I find it weird that Marc is described simply as a "Silicon Valley investor", like he's just one of innumerable rich people interested in tech, instead of describing him as the founder of Netscape, who first brought web browsers to the masses, which seems like the much bigger deal if you're going to say who he is and why anyone should care about his opinions.
-Forrest Cameranesi, Geek of all Trades
"I am Sam. Sam I am. I do not like trolls, flames, or spam."
What UBI assumes is that:
1) All members of society should share in productivity gains.
2) Working for someone else isn't the only way of being productive.
3) Money isn't the only --- or the best --- way of attaining status or self-worth.
4) Most humans have a desire to be productive in some way, and that desire can best be fulfilled in a self-directed manner.
5) There's plenty of fulfilling work available, even if that's just participating in vibrant relationships and communities and taking care of our homes and our hobbies; we don't have to make work as if we were in 2nd grade and the teacher needed a break so he or she gives us those busy-work assignments most of us hated.
Can I mod something +1 Scary if it's true but I wish it weren't?
Yet they *still* pay approx half the taxes in the US....so, you're saying they should pay 3/4 of all taxes...or maybe all of them?
If they are receiving 95% of the benefit, they should pay 95% of the taxes.
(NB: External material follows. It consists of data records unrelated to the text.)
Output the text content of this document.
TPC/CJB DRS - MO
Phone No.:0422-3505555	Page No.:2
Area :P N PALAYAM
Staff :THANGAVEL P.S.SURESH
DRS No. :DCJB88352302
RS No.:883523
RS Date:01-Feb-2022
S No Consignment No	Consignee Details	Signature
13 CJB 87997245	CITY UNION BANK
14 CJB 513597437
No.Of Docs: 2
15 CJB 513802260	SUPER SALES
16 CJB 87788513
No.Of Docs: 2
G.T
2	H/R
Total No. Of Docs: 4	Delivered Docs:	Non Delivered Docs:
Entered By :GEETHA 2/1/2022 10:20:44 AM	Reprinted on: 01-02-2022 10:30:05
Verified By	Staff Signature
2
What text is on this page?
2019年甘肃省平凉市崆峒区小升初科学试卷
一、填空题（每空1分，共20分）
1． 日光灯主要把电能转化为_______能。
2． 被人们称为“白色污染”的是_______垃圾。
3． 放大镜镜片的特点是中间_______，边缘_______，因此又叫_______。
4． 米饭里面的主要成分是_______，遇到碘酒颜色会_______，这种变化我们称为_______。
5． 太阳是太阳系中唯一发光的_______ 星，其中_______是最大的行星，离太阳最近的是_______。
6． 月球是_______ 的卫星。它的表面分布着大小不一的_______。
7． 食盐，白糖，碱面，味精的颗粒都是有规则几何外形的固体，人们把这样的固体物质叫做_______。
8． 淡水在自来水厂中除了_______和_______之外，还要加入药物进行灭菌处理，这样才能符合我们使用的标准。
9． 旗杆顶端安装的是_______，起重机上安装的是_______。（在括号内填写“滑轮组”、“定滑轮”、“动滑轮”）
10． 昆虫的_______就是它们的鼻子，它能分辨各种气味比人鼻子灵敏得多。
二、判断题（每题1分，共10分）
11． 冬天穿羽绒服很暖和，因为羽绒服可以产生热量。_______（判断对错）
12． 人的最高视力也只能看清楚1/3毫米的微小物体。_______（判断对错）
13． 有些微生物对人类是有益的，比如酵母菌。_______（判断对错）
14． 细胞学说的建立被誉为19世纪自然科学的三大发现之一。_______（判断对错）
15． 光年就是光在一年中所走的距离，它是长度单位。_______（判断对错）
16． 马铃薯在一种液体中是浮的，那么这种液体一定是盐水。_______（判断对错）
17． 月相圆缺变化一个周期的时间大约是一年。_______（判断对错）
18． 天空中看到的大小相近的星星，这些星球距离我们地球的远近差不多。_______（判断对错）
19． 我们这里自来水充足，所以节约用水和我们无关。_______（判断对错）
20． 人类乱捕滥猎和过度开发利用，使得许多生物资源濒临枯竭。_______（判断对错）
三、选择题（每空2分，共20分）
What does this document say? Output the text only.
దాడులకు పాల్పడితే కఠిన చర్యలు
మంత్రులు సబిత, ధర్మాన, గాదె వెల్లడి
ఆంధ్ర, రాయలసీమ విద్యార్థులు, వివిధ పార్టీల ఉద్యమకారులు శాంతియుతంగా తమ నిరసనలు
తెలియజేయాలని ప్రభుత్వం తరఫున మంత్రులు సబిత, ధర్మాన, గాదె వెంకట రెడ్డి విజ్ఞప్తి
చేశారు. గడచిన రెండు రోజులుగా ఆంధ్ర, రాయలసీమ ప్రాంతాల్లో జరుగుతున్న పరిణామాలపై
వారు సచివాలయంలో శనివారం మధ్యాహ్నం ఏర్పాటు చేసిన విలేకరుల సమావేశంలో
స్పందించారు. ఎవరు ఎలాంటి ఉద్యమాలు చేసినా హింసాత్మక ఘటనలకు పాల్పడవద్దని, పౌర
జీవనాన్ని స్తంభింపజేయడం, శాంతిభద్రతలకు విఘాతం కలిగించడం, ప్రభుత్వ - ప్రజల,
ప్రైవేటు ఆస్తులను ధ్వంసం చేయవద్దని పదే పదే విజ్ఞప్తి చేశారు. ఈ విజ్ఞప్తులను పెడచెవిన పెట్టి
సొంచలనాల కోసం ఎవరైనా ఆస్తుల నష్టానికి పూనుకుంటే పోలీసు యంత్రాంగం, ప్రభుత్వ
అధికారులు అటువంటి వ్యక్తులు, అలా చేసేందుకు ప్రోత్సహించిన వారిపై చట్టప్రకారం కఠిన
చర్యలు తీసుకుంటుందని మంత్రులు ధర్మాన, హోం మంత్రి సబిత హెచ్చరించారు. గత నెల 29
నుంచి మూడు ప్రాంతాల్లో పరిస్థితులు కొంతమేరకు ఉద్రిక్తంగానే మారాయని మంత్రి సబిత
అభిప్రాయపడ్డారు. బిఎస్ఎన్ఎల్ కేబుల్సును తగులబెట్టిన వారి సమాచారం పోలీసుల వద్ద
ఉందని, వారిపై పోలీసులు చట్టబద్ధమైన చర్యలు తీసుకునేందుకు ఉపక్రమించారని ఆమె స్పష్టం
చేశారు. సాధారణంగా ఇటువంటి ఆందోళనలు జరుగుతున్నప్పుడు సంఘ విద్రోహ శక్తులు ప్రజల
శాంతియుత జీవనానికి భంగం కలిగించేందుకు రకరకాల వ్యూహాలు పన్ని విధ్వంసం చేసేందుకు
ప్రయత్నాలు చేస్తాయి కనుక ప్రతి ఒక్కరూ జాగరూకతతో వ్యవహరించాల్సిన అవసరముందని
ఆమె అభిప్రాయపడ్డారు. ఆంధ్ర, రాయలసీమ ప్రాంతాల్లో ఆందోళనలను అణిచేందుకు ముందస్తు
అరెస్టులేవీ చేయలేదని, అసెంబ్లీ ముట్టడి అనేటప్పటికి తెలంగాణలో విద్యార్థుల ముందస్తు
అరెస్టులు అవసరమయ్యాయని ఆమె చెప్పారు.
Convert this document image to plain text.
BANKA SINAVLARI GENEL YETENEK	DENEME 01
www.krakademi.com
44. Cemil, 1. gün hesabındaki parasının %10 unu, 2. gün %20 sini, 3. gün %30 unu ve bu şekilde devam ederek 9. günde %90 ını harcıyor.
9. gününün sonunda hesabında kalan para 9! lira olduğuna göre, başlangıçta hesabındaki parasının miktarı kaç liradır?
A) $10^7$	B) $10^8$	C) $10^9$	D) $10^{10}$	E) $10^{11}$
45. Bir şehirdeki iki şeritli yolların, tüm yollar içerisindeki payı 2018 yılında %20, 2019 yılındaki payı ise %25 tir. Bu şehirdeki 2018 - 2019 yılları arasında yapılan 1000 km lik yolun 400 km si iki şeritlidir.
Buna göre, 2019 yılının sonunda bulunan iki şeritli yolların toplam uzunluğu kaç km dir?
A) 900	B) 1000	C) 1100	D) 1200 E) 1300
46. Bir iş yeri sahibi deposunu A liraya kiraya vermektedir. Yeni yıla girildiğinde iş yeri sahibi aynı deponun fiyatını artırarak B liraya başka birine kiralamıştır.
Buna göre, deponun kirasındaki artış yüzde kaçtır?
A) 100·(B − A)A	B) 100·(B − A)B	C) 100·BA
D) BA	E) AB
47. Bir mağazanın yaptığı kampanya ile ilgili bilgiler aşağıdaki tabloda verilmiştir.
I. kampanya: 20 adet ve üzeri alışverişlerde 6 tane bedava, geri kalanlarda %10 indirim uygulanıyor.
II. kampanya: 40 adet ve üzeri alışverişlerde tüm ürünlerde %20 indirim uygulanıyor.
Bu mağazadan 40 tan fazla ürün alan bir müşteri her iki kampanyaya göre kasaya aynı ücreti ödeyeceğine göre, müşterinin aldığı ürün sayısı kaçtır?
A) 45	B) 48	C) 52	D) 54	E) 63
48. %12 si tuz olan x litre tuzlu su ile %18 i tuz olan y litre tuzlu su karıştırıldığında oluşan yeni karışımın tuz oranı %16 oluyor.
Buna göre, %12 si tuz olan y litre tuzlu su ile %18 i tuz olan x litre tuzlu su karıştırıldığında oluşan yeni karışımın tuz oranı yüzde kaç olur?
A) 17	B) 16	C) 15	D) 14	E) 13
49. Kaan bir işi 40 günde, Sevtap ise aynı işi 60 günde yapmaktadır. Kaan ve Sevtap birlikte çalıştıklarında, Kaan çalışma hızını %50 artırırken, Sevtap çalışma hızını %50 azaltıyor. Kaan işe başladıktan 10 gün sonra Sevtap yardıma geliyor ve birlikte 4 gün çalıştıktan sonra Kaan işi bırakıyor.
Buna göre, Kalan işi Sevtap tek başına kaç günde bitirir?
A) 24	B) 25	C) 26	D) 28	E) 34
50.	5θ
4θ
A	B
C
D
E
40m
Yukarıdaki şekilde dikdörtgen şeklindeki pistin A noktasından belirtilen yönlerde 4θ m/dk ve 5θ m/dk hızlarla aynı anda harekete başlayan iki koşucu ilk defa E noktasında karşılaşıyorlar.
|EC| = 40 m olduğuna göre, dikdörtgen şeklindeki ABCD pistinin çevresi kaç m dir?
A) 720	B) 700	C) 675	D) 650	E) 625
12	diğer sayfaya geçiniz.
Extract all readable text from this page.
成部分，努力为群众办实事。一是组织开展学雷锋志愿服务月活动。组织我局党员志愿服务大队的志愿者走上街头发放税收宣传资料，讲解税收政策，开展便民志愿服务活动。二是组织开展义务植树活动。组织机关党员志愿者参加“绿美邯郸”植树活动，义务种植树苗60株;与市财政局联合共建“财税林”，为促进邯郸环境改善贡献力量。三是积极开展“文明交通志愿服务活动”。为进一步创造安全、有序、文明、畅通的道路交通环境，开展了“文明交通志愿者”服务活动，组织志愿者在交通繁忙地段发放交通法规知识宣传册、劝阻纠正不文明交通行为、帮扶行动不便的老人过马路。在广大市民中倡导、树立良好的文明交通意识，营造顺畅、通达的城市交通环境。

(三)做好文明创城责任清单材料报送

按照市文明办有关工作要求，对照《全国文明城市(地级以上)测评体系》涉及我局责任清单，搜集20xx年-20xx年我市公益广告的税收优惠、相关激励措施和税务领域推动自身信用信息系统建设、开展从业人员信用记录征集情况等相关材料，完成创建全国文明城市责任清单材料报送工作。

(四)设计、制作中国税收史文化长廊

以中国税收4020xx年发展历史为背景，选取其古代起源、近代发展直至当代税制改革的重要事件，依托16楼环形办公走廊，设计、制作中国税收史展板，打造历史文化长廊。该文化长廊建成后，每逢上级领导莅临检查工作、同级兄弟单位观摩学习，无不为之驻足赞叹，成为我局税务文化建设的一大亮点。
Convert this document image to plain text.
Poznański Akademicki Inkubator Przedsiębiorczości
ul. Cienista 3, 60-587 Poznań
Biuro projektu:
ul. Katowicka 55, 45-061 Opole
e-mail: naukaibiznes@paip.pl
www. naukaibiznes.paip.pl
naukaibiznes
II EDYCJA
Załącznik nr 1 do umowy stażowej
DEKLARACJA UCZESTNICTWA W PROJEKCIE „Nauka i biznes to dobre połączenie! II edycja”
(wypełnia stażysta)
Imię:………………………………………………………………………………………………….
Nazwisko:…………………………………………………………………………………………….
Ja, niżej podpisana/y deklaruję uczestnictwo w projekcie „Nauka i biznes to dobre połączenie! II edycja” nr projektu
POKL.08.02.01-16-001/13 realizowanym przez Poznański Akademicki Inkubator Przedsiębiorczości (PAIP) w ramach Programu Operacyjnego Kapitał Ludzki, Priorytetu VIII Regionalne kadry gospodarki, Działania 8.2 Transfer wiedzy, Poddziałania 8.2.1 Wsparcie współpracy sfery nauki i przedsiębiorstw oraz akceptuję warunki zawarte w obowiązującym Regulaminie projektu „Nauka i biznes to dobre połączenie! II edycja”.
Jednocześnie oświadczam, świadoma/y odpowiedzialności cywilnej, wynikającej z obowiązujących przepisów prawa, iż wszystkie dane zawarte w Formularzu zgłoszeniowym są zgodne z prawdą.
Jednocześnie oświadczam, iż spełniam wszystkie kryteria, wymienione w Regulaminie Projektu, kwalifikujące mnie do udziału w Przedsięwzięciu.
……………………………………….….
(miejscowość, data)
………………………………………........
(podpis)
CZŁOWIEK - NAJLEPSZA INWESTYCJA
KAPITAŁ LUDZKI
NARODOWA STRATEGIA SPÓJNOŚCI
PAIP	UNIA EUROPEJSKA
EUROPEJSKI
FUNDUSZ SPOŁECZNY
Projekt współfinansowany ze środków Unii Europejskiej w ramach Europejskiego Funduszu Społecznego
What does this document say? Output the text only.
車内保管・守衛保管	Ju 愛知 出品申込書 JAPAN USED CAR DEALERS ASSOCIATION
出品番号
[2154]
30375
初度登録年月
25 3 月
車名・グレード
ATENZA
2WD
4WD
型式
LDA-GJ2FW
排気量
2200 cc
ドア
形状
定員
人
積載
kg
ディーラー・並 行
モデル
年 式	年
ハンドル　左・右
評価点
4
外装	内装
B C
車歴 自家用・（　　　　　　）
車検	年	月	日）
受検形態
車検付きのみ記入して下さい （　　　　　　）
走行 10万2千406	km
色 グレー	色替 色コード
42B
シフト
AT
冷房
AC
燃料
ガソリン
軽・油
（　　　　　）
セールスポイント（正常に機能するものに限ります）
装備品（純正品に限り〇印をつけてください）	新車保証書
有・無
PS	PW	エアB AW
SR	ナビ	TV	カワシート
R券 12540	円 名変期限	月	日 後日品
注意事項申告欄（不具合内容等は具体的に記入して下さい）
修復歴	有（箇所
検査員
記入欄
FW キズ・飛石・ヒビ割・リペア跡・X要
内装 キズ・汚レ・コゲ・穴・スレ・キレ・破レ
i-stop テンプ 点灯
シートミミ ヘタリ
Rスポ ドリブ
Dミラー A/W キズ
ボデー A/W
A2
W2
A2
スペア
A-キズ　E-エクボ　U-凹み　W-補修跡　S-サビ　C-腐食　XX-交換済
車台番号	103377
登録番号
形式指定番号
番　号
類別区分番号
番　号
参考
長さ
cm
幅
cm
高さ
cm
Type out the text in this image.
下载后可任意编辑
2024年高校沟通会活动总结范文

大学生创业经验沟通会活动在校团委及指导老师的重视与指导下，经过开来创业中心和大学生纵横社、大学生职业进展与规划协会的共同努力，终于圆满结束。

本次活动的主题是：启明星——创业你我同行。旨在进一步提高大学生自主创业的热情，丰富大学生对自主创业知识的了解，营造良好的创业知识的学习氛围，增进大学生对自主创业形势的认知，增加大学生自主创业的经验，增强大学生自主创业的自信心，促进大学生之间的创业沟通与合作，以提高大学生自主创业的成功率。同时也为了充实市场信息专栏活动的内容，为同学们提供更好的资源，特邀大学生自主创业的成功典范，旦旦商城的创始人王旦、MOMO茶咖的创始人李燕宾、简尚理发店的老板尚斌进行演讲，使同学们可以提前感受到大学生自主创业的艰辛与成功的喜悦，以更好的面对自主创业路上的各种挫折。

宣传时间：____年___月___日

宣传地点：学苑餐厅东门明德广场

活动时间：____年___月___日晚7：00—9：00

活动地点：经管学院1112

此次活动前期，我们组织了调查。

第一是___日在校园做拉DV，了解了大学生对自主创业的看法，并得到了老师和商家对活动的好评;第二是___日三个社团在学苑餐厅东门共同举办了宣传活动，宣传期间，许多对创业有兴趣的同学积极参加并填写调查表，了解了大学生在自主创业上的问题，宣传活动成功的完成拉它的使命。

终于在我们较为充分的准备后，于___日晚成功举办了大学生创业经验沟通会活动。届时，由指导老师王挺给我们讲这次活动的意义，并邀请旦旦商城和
We can argue about what percentage of the benefit they are deriving now, but if you measure it in dollars, it's way over 3/4 of the total. Also, if you accept the argument that forcing people to pay taxes on necessities is slavery, then it's obvious that a whole lot of people should pay no taxes at all. If the super-wealthy want the rest of us to shoulder more of the tax burden, then they can share more of the profits. If they don't want to share with us at all, then they're going to have to exterminate us, but a) that may turn out to be harder than they expect and b) if you eliminate all the weirdos then you eliminate all the culture and then you will have to create more weirdos, it's much more efficient to learn to live with them instead.
"You're right," Fisheye says. "I should have set it on 'whip' or 'chop.'"
The few who control the wealth right now already DO see low-wage workers as resource leeches, and they've pulled the wool over the eyes of most other people. That's an attitude that has to change. The attitude is the bug of the current economy.
Can I mod something +1 Scary if it's true but I wish it weren't?